The Christmas Martian (Le Martien de Noël) is a Canadian children's Christmas comedy film, directed by Bernard Gosselin and released in 1971. The film stars Marcel Sabourin as Poo Flower, an extraterrestrial being from Mars who lands his spaceship near a small town in Northern Quebec during the Christmas season, befriending the local children but alarming their parents.

The film's cast also includes Catherine Leduc, François Gosselin, Guy L'Écuyer, Roland Chenail, Paul Hébert, Louise Poulin-Roy, Paul Berval, Ernest Guimond, Yvan Canuel, Yvon Leroux and Reine Malo, as well as narration by Marc-André Coallier.

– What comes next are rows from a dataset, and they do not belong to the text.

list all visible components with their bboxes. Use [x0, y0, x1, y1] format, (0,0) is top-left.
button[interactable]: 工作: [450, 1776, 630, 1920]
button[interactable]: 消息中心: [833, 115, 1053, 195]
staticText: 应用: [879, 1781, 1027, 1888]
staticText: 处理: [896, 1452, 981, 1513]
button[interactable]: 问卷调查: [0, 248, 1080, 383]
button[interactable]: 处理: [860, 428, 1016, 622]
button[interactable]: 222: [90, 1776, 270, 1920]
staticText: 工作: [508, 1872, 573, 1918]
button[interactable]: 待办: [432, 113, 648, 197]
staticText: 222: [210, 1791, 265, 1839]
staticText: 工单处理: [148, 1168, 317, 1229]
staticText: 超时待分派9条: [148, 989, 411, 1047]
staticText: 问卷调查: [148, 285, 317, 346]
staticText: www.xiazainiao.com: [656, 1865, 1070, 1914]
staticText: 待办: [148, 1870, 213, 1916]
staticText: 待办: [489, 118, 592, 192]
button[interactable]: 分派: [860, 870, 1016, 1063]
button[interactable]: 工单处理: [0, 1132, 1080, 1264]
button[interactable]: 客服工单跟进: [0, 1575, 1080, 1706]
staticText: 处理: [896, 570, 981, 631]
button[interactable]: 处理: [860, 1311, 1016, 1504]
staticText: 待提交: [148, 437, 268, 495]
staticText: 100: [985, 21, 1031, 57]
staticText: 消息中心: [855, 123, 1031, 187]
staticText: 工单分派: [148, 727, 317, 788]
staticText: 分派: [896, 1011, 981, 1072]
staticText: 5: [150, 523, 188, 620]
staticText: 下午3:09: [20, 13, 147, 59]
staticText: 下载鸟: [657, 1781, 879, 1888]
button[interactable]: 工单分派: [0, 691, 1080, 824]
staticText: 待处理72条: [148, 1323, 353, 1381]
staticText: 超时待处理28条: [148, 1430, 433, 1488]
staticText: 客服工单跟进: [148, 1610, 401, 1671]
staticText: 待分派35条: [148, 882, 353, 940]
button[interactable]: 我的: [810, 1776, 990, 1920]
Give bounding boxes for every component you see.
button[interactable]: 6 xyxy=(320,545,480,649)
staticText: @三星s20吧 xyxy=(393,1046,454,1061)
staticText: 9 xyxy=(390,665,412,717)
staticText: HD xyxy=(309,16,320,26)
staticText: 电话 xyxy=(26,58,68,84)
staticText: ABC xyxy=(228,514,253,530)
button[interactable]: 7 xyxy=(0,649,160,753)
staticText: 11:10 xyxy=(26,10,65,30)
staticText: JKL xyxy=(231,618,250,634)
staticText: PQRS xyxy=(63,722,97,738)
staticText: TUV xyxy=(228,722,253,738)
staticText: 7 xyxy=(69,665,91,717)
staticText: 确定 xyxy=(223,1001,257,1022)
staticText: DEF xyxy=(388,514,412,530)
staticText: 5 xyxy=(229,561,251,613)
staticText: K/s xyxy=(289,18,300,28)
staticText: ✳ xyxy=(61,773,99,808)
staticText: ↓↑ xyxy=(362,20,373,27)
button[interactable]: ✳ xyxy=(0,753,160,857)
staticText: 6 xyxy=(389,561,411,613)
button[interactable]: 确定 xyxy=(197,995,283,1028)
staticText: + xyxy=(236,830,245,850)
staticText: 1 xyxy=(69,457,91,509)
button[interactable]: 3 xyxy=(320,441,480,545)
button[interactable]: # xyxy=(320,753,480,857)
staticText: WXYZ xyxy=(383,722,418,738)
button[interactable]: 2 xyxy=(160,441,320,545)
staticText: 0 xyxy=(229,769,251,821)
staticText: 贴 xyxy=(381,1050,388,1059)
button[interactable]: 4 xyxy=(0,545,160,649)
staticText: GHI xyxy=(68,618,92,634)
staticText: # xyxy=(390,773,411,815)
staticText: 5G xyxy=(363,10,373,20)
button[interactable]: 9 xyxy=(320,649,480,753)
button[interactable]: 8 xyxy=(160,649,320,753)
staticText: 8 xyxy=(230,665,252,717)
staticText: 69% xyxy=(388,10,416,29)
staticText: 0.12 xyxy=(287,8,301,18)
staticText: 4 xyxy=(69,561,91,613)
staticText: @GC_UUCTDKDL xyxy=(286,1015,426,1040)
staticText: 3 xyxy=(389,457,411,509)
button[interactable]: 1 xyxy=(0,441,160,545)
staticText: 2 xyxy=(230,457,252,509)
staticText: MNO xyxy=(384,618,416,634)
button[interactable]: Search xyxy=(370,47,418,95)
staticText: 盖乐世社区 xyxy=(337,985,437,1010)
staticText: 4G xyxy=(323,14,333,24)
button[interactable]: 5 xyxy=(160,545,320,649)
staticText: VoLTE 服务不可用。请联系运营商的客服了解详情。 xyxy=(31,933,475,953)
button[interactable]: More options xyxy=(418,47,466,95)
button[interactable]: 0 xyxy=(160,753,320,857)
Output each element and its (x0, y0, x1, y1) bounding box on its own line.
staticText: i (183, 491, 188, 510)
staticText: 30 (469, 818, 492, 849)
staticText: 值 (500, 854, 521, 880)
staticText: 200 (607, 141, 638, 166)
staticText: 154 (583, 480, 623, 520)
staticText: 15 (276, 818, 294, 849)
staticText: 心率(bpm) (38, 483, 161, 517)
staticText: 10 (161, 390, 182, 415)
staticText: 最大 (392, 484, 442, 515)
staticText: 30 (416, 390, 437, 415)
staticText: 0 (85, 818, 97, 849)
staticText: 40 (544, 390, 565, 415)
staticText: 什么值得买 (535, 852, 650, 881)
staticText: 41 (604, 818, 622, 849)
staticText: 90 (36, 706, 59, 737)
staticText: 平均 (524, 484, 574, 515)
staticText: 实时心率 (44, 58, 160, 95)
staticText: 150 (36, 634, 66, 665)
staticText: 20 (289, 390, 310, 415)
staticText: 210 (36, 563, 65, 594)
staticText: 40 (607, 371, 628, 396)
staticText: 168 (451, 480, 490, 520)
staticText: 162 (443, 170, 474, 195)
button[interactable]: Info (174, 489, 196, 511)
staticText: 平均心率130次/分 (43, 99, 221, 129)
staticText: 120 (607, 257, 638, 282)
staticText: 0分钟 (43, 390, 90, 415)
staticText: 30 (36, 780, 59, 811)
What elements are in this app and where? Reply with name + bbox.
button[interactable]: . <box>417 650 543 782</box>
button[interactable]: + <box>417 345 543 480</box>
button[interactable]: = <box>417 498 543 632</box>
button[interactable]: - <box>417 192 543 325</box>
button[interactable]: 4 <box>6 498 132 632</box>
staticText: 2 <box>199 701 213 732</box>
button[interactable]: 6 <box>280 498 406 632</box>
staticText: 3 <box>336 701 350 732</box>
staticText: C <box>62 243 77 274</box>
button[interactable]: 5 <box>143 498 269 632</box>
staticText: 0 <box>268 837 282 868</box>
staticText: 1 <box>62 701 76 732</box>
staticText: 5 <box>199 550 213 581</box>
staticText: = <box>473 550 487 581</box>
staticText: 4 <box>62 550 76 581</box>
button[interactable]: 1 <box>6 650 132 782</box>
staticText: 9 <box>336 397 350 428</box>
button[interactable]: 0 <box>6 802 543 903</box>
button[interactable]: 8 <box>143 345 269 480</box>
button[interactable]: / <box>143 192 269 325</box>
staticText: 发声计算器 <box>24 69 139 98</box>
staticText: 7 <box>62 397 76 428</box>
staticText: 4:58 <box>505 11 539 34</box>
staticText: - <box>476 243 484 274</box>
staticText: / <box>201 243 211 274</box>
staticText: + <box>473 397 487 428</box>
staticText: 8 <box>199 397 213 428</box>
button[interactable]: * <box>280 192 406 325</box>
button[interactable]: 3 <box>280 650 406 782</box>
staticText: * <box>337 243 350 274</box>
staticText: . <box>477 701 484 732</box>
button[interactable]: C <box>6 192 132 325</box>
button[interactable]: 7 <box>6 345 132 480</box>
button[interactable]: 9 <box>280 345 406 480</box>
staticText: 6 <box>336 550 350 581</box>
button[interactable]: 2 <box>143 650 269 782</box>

It was the first children's film ever made in Canada by a commercial studio independently of either the National Film Board of Canada or the Canadian Broadcasting Corporation. After producer Rock Demers launched the Tales for All series of children's films in the 1980s, the film was retroactively incorporated into that series.

==Reception==
Canuxploitation, a film blog devoted to Canadian B-movies, wrote that the film was "easily the most insane example of Canadian children's cinema ever conceived. Nonsensical and embarrassingly low-budget, Le Martien de Noël wildly bounces from wacky action sequences to unrelated tangents, all highlighted by special effects even the most distracted seven year-old could see through. In other words, it's great!".

==Availability==
The film has occasionally been rebroadcast on television during the Christmas season, most commonly on science fiction channels. RiffTrax released a version with a mocking audio commentary track on December 15, 2023.